Molto interessante, nello spazio Podium della Fondazione Prada (Largo Isarco 2), e al piano superiore, la grande mostra fotografica Typologien: Photography in 20th-century Germany”, curata dalla storica dell’arte Susanne Pfeffer, direttrice del Museum für Moderne Kunst MMK di Francoforte. Sono esposte oltre 600 opere di venticinque autori e autrici, realizzate dal 1906 fino all’inizio del XXI secolo. Il fil rouge della mostra – che presenta sezioni molto diverse, sia per soggetti che per tecniche – è senz’altro la volontà di ognuno degli artisti di rappresentare la realtà in modo classificatorio, in una sorta di ordine tassonomico rigoroso per l’immagine ma non rigido nella sostanza, e neppure gerarchico. Si consente anzi un confronto che porta l’osservatore a cogliere sia l’unicità del soggetto fotografato che il suo valore universale.

Ed ecco che si passa dall’arte botanica delle splendide felci di Karl Blossfeldt (1865 – 1932), attraverso le foglie, i fiori, i veri “ritratti vegetali” di Lotte Jacobi (1896 – 1990) e Thomas Struth (1954), raffinatissimi, alle curiose e quasi surreali fermate d’autobus in Armenia (Ursula Schulz -Dornburg, 1938), fino alle architetture delle torri d’acqua e degli altiforni ripresi dai coniugi Becher, Bernd (1931- 2007) e Hilla (1934 – 2015), noti fotografi concettuali. Struth riprende anche i visitatori del Louvre (Museum Photographs, 1989-92) e i passanti in movimento (Persone per strada, 1974-78).

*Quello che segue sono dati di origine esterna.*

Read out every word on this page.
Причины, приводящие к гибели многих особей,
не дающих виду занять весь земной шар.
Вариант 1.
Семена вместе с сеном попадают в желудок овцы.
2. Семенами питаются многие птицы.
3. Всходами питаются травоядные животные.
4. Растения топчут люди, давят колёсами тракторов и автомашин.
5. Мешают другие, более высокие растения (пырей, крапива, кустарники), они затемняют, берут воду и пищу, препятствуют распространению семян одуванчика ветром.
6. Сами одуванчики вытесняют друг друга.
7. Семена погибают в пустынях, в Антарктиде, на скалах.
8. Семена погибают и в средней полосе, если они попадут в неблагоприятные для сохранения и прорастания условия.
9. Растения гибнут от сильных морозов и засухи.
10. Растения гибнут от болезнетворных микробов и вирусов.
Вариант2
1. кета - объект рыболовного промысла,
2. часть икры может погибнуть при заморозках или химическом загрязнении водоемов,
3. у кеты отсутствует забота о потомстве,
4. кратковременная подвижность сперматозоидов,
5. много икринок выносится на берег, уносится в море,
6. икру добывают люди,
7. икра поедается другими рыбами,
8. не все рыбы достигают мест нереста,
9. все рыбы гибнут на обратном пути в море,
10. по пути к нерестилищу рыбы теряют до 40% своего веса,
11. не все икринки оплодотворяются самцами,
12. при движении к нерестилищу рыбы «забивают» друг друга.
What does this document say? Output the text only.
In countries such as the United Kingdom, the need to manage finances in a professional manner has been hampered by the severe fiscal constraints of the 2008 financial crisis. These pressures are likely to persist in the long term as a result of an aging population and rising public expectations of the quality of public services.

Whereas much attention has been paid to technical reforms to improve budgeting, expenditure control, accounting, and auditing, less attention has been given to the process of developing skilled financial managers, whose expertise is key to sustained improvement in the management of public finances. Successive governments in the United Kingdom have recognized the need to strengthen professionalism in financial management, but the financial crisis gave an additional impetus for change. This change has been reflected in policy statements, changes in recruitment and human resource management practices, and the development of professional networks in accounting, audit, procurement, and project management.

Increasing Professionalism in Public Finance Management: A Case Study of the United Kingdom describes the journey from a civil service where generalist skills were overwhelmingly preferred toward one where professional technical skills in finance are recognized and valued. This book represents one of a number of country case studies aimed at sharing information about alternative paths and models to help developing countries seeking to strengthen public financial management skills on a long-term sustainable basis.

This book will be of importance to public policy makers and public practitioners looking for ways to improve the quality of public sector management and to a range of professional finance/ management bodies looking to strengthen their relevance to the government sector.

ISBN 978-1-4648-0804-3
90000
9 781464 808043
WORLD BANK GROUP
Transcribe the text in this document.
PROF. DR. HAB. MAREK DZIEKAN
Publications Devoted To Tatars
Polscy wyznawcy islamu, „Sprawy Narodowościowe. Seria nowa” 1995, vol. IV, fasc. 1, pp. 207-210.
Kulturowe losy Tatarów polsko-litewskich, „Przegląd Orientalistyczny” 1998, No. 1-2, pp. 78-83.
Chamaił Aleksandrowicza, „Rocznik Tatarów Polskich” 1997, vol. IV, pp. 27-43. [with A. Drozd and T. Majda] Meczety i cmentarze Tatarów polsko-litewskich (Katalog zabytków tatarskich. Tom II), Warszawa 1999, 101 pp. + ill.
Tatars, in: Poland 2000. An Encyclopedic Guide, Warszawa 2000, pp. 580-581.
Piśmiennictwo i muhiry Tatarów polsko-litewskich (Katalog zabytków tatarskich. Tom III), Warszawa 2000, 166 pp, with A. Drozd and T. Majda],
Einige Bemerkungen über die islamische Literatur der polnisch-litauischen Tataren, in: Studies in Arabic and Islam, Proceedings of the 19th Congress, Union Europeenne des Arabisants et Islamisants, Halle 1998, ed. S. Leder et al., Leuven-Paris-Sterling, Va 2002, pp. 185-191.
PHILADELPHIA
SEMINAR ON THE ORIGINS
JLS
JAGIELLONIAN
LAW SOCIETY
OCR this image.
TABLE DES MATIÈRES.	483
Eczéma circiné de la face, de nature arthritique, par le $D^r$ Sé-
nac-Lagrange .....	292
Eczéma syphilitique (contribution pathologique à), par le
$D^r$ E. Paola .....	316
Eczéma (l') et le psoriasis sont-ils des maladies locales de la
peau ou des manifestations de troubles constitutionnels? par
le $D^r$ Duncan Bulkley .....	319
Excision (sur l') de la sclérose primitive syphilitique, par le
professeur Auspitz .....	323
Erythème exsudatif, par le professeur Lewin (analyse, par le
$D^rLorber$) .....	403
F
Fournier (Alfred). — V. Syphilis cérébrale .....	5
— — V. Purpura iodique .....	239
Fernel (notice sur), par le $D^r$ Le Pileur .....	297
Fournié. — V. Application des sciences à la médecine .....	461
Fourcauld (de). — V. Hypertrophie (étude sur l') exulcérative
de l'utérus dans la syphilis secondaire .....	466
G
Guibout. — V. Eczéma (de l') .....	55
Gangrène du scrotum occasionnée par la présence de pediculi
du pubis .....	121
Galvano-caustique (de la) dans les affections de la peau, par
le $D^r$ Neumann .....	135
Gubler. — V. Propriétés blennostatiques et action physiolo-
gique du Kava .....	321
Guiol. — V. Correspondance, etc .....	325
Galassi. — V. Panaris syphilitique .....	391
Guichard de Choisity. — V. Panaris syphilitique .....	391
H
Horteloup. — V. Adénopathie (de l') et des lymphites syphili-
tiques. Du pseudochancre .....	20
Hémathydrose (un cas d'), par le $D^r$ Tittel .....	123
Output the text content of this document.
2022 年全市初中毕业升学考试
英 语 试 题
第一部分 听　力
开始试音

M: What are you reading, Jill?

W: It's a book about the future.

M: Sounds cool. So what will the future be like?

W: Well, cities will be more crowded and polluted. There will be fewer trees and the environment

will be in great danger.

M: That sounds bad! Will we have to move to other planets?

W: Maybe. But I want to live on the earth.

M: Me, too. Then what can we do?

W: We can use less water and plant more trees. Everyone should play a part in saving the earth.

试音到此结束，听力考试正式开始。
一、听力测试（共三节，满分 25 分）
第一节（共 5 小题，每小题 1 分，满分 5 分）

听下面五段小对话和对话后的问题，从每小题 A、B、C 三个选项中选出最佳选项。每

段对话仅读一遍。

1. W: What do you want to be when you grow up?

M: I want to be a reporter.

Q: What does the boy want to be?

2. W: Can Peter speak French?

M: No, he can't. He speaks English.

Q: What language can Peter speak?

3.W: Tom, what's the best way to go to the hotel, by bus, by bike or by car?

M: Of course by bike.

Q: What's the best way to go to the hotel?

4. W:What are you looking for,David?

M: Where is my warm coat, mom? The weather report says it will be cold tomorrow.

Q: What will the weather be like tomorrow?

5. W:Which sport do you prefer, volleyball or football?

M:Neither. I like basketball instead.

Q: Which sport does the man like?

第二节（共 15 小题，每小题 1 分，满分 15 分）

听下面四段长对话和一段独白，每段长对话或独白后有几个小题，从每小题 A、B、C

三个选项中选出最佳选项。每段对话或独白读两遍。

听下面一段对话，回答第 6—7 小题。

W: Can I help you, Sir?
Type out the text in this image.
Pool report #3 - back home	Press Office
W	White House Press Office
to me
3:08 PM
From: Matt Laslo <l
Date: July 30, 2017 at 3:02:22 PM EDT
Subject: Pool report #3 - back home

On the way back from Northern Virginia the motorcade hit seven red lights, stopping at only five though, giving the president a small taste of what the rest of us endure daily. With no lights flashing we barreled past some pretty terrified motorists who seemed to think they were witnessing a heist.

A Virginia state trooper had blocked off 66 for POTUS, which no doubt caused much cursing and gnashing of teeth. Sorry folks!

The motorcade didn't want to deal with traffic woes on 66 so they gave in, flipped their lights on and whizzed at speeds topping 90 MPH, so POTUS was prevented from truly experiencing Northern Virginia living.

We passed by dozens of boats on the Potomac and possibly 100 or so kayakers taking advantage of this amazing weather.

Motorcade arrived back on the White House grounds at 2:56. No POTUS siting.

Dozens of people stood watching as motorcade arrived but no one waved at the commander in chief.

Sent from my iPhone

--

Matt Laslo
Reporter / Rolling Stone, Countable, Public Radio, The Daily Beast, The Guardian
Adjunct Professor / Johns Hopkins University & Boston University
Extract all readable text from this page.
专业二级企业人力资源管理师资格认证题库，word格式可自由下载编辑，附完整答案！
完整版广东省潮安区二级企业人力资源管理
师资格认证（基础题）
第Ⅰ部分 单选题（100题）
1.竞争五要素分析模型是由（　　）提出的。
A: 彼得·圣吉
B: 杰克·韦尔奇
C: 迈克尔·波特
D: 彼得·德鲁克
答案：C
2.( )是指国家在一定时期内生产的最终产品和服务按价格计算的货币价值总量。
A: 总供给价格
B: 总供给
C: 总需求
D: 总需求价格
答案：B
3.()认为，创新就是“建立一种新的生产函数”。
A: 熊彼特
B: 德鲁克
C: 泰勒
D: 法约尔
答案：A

Hans Peter Feldmann (1941 – 2023) ha raccolto invece novanta ritratti (Die Toten 1967-1993), utilizzando riproduzioni sgranate di foto pubblicate su quotidiani e riviste in quegli anni: vi sono tra i morti, senza distinzione, sia appartenenti a movimenti politici dissidenti e a gruppi terroristici, che vittime innocenti colpite casualmente durante gli scontri, nonché rappresentanti delle istituzioni e dell’industria assassinati, e pure agenti e soldati uccisi durante interventi di repressione. Emergono i ritratti di Giangiacomo Feltrinelli (peccato l’errore di ortografia, Felltrinelli), ucciso da un ordigno a Segrate nel 1972, e di Jonathan Netanyahu, fratello dell’attuale Primo ministro israeliano Benjamin, ferito mortalmente durante l’attacco a Entebbe, in Uganda, nel 1976.

Un’altra serie degna di attenzione è quella di Heinrich Riebesehl (1938 – 2010): si tratta di scatti effettuati nel 1969 a persone all’interno di un ascensore, nell’edificio sede dell’Hannoversche Presse, un giornale di Hannover. Ha saputo cogliere con delicatezza espressioni, comportamenti e sguardi, in uno spazio anonimo e confinato.

Al primo piano, si prosegue con i bellissimi ritratti fotografici di August Sander (1876 – 1964) e di Christian Borchert (1942 – 2000); ancora Struth con gigantografie di famiglie (splendida l’immagine della famiglia del notaio Consolandi di Milano, del 1996). Isa Genzken (1948) fotografa con sensibilità e abilità l’orecchio femminile, diversamente ornato; Ursula Böhmer (1965) riprende in vari Paesi europei campioni di razza bovina, nella stessa posa frontale davanti all’obbiettivo, ma in ambienti peculiari.

Gerhard Richter (1932), pittore e fotografo novantatreenne, di Dresda, ha raccolto dal 1961 documenti dell’Olocausto, esposti in mostra, prove spaventose degli orrori nazisti nei campi di concentramento. La sua raccolta, Atlas, vuole invitare i visitatori a una profonda riflessione sulla responsabilità collettiva e storica da cui nessuno può sottrarsi, essendo ognuno di noi testimone del suo tempo.
Fino al 14 luglio 2025, da non perdere.